Well, since Germany gets an extra district anyway, and Hansas are cheap... Thats why I do them first.
(except for really good harbor spots, then those go first)

To each their own.
:)
 
Production helps us to get money, money helps us to get more money, with enough money we can buy a victory.
 
They are both extremely important. In the early turns, Production is very useful because it is what you mainly need to trigger Eurekas. Gold generally becomes more useful later on. That said, stumbling on a pile of Gold in the first 10 turns (e.g. multiple luck villages) can be game changing by allowing you to rush a Settler or Worker and bypass many turns for construction. Starting near a resource like Cocoa can also give a big advantage.

Where Gold becomes extremely important is later on when what matters is portability. Gold can instantly buy you an army in the exact spot you need it to ward off or launch an invasion. It can also buy you a fast Settler or Worker in a location that would otherwise take many turns to produce it.

Gold is generally easier to get than Production. However, civs with abilities that boost Gold have a pretty big advantage.
 
Gold is superior to production over the course of a game. Production is mostly needed to build the infrastructures that will lead to a massive gold income aka commercial hub and harbors.

Then it's not difficult to reach 400+ gpt and you're basically just buying everything in 1/3 of the time you'd need to hard build it.

Also gold has the versatility to be equally powerfull for any VC.
 
I am not sure about religion but using gold for science and cultural victories can certainly knock many turns off

If just for the fact that gold can guarantee getting the key GPs for a SV and a CV, gold is god. Production wont even matter to build the space projects if you're guaranteed to be able to buy the 3 +XXXX hammers for space projects GP.
 
The biggest advantage gold has is that it's transferable. One of my cities is out of housing? Buy something there to help. Another cities could use a university? Buy it there. Racing for a Great Scientist? Buy it.

Whereas production, I can really load up production in a city, but if they actually ran out of things to build, that doesn't really help me, does it? Sure, I can run a project to turn that into other yields, or use it for a builder to help improve land around some other city, but it's really not very transferable to where it may be needed most.

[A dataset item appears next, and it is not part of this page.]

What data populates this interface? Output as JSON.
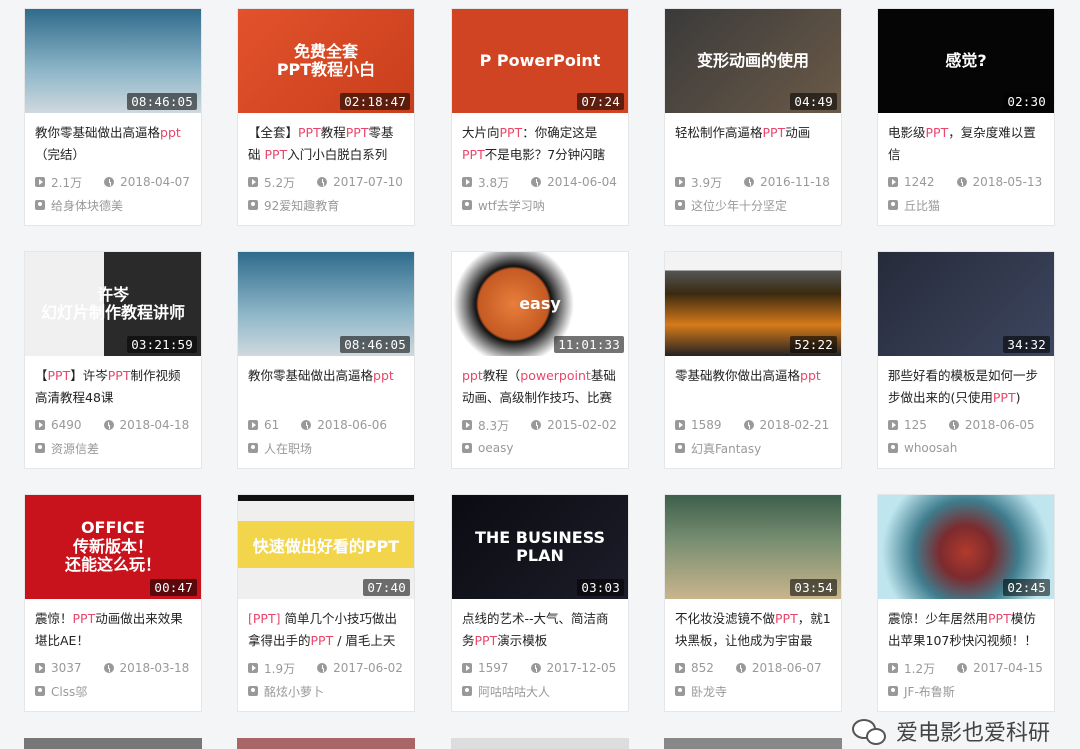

The main advantage to production is that it's a lot easier to maximize production in a city. Maximizing gold is an empire-wide strategy in building CH/Harbors, traders, focusing on gold buildings, etc... But maximizing production in a single city simply involves planning the best mix of farms/mines/lumber mills, setting your IZ in the right spot, and then making sure that the city has the housing and amenities to grow. Which is also why I don't think it's really an either/or question. Best strategy I think is to pick one or two cities where you manage them and do everything you can to make them as strong as possible, and then let the rest of your empire basically live in filth, but as long as they build a CH, then I don't really care about what they do other than that.
 
Gold can't get you Districts/Wonders and each unit of Production gets you much, much more than each unit of Gold.

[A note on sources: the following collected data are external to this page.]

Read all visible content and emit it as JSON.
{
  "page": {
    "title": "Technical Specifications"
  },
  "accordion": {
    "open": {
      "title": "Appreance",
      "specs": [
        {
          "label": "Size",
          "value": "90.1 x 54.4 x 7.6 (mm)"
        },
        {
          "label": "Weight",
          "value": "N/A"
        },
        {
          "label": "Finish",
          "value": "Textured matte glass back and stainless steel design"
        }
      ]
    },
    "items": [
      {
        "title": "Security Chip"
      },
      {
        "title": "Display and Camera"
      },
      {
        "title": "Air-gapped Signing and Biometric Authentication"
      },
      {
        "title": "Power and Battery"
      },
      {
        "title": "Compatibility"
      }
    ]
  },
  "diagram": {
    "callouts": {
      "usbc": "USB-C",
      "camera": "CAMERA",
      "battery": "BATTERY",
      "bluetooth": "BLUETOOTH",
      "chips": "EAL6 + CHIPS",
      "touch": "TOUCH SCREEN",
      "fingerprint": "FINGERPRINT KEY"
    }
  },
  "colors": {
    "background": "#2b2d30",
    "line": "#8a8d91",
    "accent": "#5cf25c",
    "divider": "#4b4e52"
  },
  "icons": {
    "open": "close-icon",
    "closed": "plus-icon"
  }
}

Gold costs for units inflate throughout the game without cap, gold essentially reduces in value as the game progresses, making any gain in gold generation merely a losing war against inflation.

Production values with the exception of Districts/Builders/Settlers remain consistent throughout the game, making them a far better investment compared to Gold. (Then again you can't buy crucial districts and builder/settler costs are still very manageable despite the inflation.)

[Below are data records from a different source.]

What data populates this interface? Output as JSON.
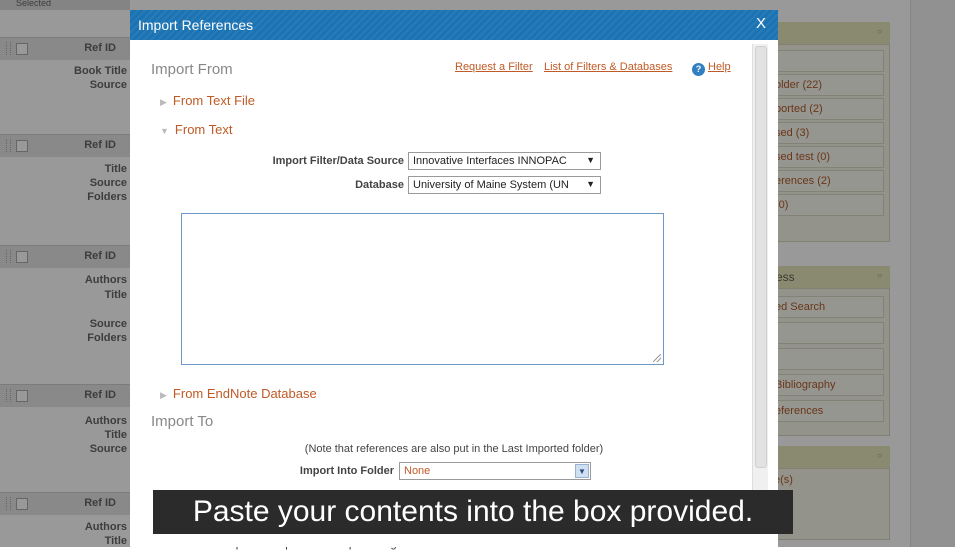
{
  "background": {
    "top_left_label": "Selected",
    "records": [
      {
        "header": "Ref ID",
        "labels": [
          "Book Title",
          "Source"
        ]
      },
      {
        "header": "Ref ID",
        "labels": [
          "Title",
          "Source",
          "Folders"
        ]
      },
      {
        "header": "Ref ID",
        "labels": [
          "Authors",
          "Title",
          "Source",
          "Folders"
        ]
      },
      {
        "header": "Ref ID",
        "labels": [
          "Authors",
          "Title",
          "Source"
        ]
      },
      {
        "header": "Ref ID",
        "labels": [
          "Authors",
          "Title"
        ]
      }
    ],
    "bottom_text": "The USI construction product representation practice guide",
    "right_panels": {
      "folders": [
        "older (22)",
        "ported (2)",
        "sed (3)",
        "sed test (0)",
        "erences (2)",
        "(0)"
      ],
      "section2_title": "ess",
      "section2_items": [
        "ed Search",
        "Bibliography",
        "eferences"
      ],
      "section3_items": [
        "e(s)"
      ]
    }
  },
  "dialog": {
    "title": "Import References",
    "close_label": "X",
    "import_from_heading": "Import From",
    "links": {
      "request_filter": "Request a Filter",
      "filters_list": "List of Filters & Databases",
      "help": "Help"
    },
    "sections": {
      "from_text_file": "From Text File",
      "from_text": "From Text",
      "from_endnote": "From EndNote Database"
    },
    "filter_label": "Import Filter/Data Source",
    "filter_value": "Innovative Interfaces INNOPAC",
    "database_label": "Database",
    "database_value": "University of Maine System (UN",
    "paste_box_value": "",
    "import_to_heading": "Import To",
    "note": "(Note that references are also put in the Last Imported folder)",
    "folder_label": "Import Into Folder",
    "folder_value": "None"
  },
  "caption": "Paste your contents into the box provided.",
  "colors": {
    "title_bar": "#1b73b3",
    "link": "#c05a26",
    "overlay": "rgba(0,0,0,0.40)",
    "caption_bg": "#2b2b2b"
  }
}
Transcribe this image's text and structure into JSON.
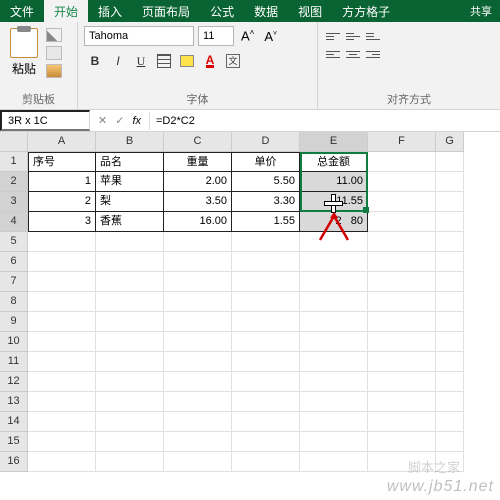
{
  "tabs": {
    "file": "文件",
    "home": "开始",
    "insert": "插入",
    "layout": "页面布局",
    "formula": "公式",
    "data": "数据",
    "view": "视图",
    "fgz": "方方格子"
  },
  "share": "共享",
  "ribbon": {
    "clipboard_label": "剪贴板",
    "paste_label": "粘贴",
    "font_label": "字体",
    "font_name": "Tahoma",
    "font_size": "11",
    "align_label": "对齐方式"
  },
  "namebox": "3R x 1C",
  "formula_text": "=D2*C2",
  "columns": [
    "A",
    "B",
    "C",
    "D",
    "E",
    "F",
    "G"
  ],
  "rows_shown": 16,
  "headers": {
    "A": "序号",
    "B": "品名",
    "C": "重量",
    "D": "单价",
    "E": "总金额"
  },
  "data_rows": [
    {
      "A": "1",
      "B": "苹果",
      "C": "2.00",
      "D": "5.50",
      "E": "11.00"
    },
    {
      "A": "2",
      "B": "梨",
      "C": "3.50",
      "D": "3.30",
      "E": "11.55"
    },
    {
      "A": "3",
      "B": "香蕉",
      "C": "16.00",
      "D": "1.55",
      "E": "24.80"
    }
  ],
  "e4_display_left": "2",
  "e4_display_right": "80",
  "selection": {
    "range": "E2:E4"
  },
  "watermark": "www.jb51.net",
  "watermark2": "脚本之家"
}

The only time Gold is better is when you need infrastructure for new cities, although late game expansion is quite weak compared to early expansion.

Or when you desperately need a particular great person; though most of the great person points should have been generated through projects if that was the case.

Tldr: Production is better because it
a: Builds Districts and Wonders which Gold cannot.
b: Covers more costs per unit and is not as subject to inflation as gold is.